Defending Australia’s vote, Foreign Minister Alexander Downer said it was reasonable for Israelis to protect themselves from suicide bombers. That fair comment is seriously weakened by the fact that, snaking around illegal Israeli settlements, the security barrier lops off 9per cent of the territory of the West Bank.
It is also not helped by remarks such as that by Isi Leibler, one of Australia’s most prominent Jewish leaders, that Palestinian society was “no less suffused with evil than were the people of Germany under Hitler”. Mutual contempt and dehumanisation clearly should be ranked with terrorism and settlements as one of the great impediments to any resolution of the Israeli-Palestinian conflict. Loewenstein observes that neither side “has a monopoly on suffering”, arguing that denying Palestinians “their dignity and humanity is one of the great failings of contemporary Judaism and no historical calamity justifies it”.
Loewenstein, who visited Israel for the first time in researching this book, is profoundly disillusioned with the Jewish state. So are some Israelis and others in the Jewish Diaspora. A former member of the Israeli Defence Force recently wrote that anyone who believes that the IDF and the Shin Bet (Israel’s internal intelligence agency) do their best to minimise violations of human rights “is naive, if not brainwashed. One need only read the testimonies of soldiers to be convinced of the depth of the immorality of our actions in the territories.”
How, Loewenstein asks, “could one still have blind faith in a country that enacts citizenship laws to prevent Palestinians who marry Israelis from living in Israel with full rights? How could one idealise a nation with an army that, despite Sharon calling it ‘the most moral in the world’, frequently engages in war crimes in the occupied territories, collectively punishes the Palestinian people, and destroys and steals Arab land for expansion of settlements”?
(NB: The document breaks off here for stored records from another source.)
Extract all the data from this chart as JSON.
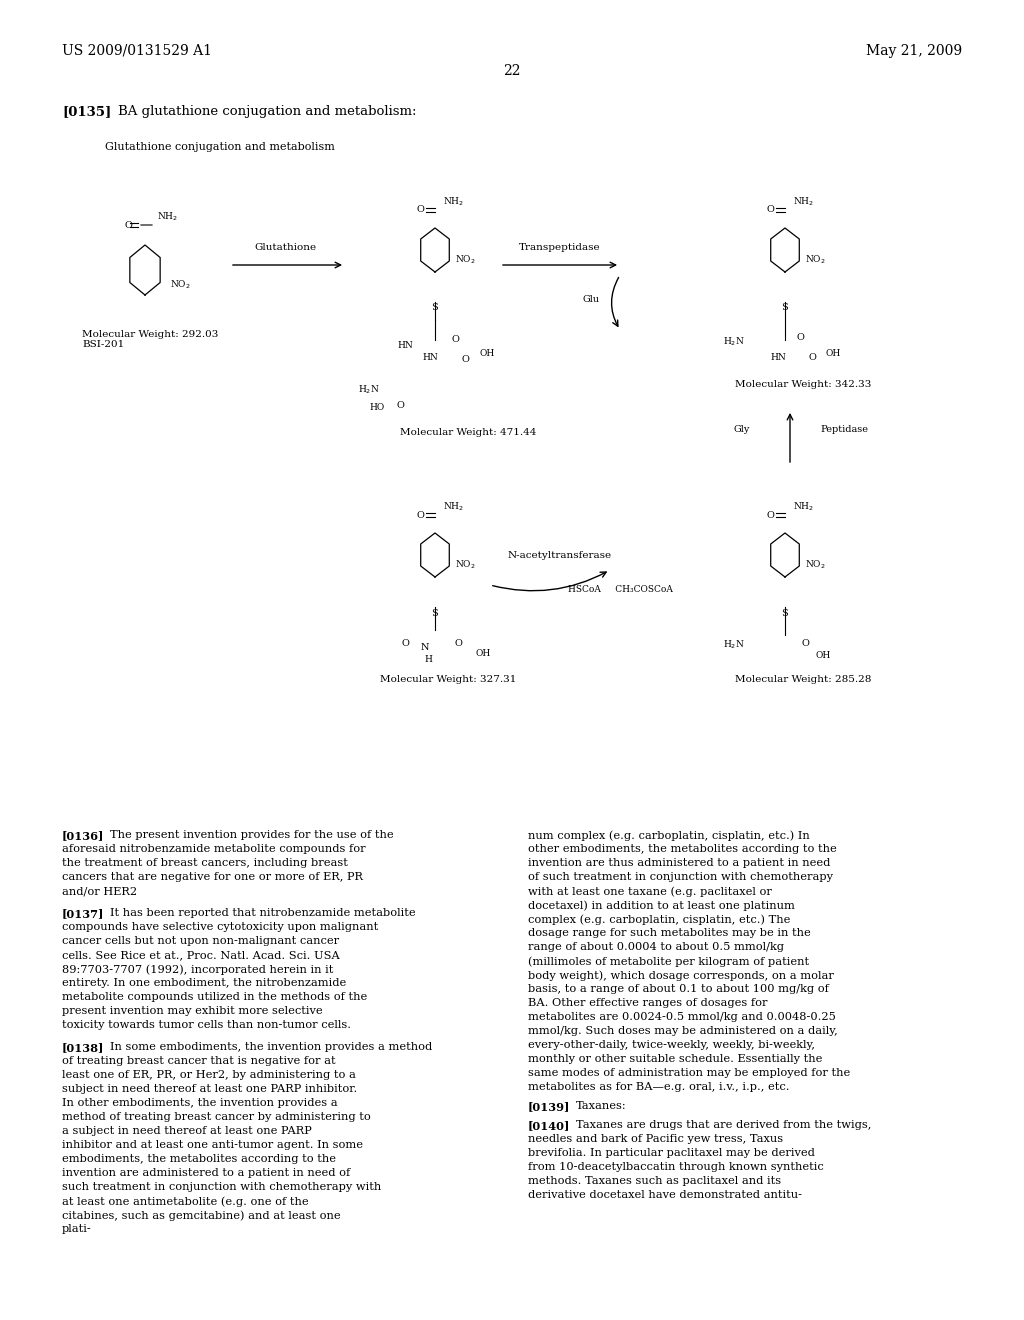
{
  "bg_color": "#ffffff",
  "header_left": "US 2009/0131529 A1",
  "header_right": "May 21, 2009",
  "page_number": "22",
  "para135_label": "[0135]",
  "para135_text": "BA glutathione conjugation and metabolism:",
  "diagram_title": "Glutathione conjugation and metabolism",
  "mw1": "Molecular Weight: 292.03\nBSI-201",
  "mw2": "Molecular Weight: 471.44",
  "mw3": "Molecular Weight: 342.33",
  "mw4": "Molecular Weight: 327.31",
  "mw5": "Molecular Weight: 285.28",
  "arrow1_label": "Glutathione",
  "arrow2_label": "Transpeptidase",
  "arrow3_label": "Glu",
  "arrow4_label": "Gly",
  "arrow5_label": "Peptidase",
  "arrow6_label": "N-acetyltransferase",
  "arrow6b_label": "HSCoA     CH₃COSCoA",
  "para136_label": "[0136]",
  "para136_text": "The present invention provides for the use of the aforesaid nitrobenzamide metabolite compounds for the treatment of breast cancers, including breast cancers that are negative for one or more of ER, PR and/or HER2",
  "para137_label": "[0137]",
  "para137_text": "It has been reported that nitrobenzamide metabolite compounds have selective cytotoxicity upon malignant cancer cells but not upon non-malignant cancer cells. See Rice et at., Proc. Natl. Acad. Sci. USA 89:7703-7707 (1992), incorporated herein in it entirety. In one embodiment, the nitrobenzamide metabolite compounds utilized in the methods of the present invention may exhibit more selective toxicity towards tumor cells than non-tumor cells.",
  "para138_label": "[0138]",
  "para138_text": "In some embodiments, the invention provides a method of treating breast cancer that is negative for at least one of ER, PR, or Her2, by administering to a subject in need thereof at least one PARP inhibitor. In other embodiments, the invention provides a method of treating breast cancer by administering to a subject in need thereof at least one PARP inhibitor and at least one anti-tumor agent. In some embodiments, the metabolites according to the invention are administered to a patient in need of such treatment in conjunction with chemotherapy with at least one antimetabolite (e.g. one of the citabines, such as gemcitabine) and at least one plati-",
  "para136r_text": "num complex (e.g. carboplatin, cisplatin, etc.) In other embodiments, the metabolites according to the invention are thus administered to a patient in need of such treatment in conjunction with chemotherapy with at least one taxane (e.g. paclitaxel or docetaxel) in addition to at least one platinum complex (e.g. carboplatin, cisplatin, etc.) The dosage range for such metabolites may be in the range of about 0.0004 to about 0.5 mmol/kg (millimoles of metabolite per kilogram of patient body weight), which dosage corresponds, on a molar basis, to a range of about 0.1 to about 100 mg/kg of BA. Other effective ranges of dosages for metabolites are 0.0024-0.5 mmol/kg and 0.0048-0.25 mmol/kg. Such doses may be administered on a daily, every-other-daily, twice-weekly, weekly, bi-weekly, monthly or other suitable schedule. Essentially the same modes of administration may be employed for the metabolites as for BA—e.g. oral, i.v., i.p., etc.",
  "para139_label": "[0139]",
  "para139_text": "Taxanes:",
  "para140_label": "[0140]",
  "para140_text": "Taxanes are drugs that are derived from the twigs, needles and bark of Pacific yew tress, Taxus brevifolia. In particular paclitaxel may be derived from 10-deacetylbaccatin through known synthetic methods. Taxanes such as paclitaxel and its derivative docetaxel have demonstrated antitu-"
}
Towards the end of the book, Loewenstein argues that the creation of an independent Palestinian state is inevitable. Sooner or later, he writes, Israel and the Palestinians will have to meet face-to-face and negotiate with honesty: “Only then – and on the condition that both Israel and the Palestinian states achieve safety and security – will this conflict be resolved.” Unfortunately, the past and the present give no cause for any optimism about the future.
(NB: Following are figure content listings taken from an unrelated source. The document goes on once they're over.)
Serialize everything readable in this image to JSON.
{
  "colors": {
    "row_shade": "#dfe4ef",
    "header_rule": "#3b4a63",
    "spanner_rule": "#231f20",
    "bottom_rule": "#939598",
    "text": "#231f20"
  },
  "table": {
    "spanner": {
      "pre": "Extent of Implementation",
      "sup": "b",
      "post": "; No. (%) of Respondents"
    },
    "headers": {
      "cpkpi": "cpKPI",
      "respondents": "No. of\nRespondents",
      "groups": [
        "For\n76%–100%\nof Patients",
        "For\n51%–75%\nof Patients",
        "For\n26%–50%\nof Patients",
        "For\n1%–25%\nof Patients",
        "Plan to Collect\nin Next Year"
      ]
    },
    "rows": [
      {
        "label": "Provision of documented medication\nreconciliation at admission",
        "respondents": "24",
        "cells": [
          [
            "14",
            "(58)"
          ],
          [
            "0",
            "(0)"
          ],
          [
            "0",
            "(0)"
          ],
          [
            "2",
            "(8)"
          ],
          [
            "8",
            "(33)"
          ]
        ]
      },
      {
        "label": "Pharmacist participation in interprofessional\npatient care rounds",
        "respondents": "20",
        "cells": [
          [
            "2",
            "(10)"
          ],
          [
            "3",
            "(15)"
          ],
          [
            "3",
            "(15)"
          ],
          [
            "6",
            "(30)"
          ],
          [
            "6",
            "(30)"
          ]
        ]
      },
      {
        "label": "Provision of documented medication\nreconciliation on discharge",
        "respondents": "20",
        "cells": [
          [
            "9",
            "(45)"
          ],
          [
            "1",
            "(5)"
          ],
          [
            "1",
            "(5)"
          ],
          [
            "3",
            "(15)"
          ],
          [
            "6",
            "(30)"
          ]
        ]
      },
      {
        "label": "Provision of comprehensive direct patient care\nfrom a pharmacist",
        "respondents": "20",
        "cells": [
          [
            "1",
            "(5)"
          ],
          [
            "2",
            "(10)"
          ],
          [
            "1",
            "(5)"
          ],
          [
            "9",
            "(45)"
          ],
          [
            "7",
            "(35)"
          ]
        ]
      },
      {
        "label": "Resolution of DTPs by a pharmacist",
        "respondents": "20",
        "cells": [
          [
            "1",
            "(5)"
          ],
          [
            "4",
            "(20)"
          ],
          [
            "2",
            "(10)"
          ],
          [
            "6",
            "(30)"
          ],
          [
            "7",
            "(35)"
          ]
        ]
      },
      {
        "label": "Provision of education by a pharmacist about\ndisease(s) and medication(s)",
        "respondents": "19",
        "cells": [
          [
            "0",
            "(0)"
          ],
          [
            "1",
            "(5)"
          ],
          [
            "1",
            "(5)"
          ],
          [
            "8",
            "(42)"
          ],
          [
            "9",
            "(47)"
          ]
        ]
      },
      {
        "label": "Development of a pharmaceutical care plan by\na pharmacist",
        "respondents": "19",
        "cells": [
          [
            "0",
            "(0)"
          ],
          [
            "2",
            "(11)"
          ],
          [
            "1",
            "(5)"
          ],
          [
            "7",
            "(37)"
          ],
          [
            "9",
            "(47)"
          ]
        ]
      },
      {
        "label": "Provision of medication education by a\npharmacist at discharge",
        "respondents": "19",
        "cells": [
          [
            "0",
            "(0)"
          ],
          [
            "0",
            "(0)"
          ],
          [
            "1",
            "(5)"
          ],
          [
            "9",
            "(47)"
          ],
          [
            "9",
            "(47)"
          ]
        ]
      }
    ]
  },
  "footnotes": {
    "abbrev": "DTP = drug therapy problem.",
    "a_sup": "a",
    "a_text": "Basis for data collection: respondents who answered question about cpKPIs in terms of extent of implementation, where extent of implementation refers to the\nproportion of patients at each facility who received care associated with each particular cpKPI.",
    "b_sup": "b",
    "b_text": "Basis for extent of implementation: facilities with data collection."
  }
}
MUP has used as a marketing ploy Danby’s injunction to the Australian Jewish community that if “God forbid” the book is published, don’t buy it. We can only hope – pray may be a better word – that the book-buying public, Jewish and non-Jewish, will treat that demand with the contempt it deserves.
Now that it is out, the book will draw fire from others besides Danby. In a recent television debate with Loewenstein, Ted Lapkin from the Australia/Israel and Jewish Affairs Council accused him of falsely describing Israeli-only roads in the West Bank as “Jewish-only” ones. Lapkin pointed out, correctly, that Israeli Arabs also can travel on these roads.
Lapkin also noted that the map early in the book has serious errors.
Despite this, My Israel Question still deserves a strong readership, precisely because it makes us uncomfortable.
* Antony Loewenstein will be a guest at the Melbourne Writers Festival (August 25 – September 3).
* Peter Rodgers is a former ambassador to Israel and author of Herzl’s Nightmare: One Land, Two Peoples.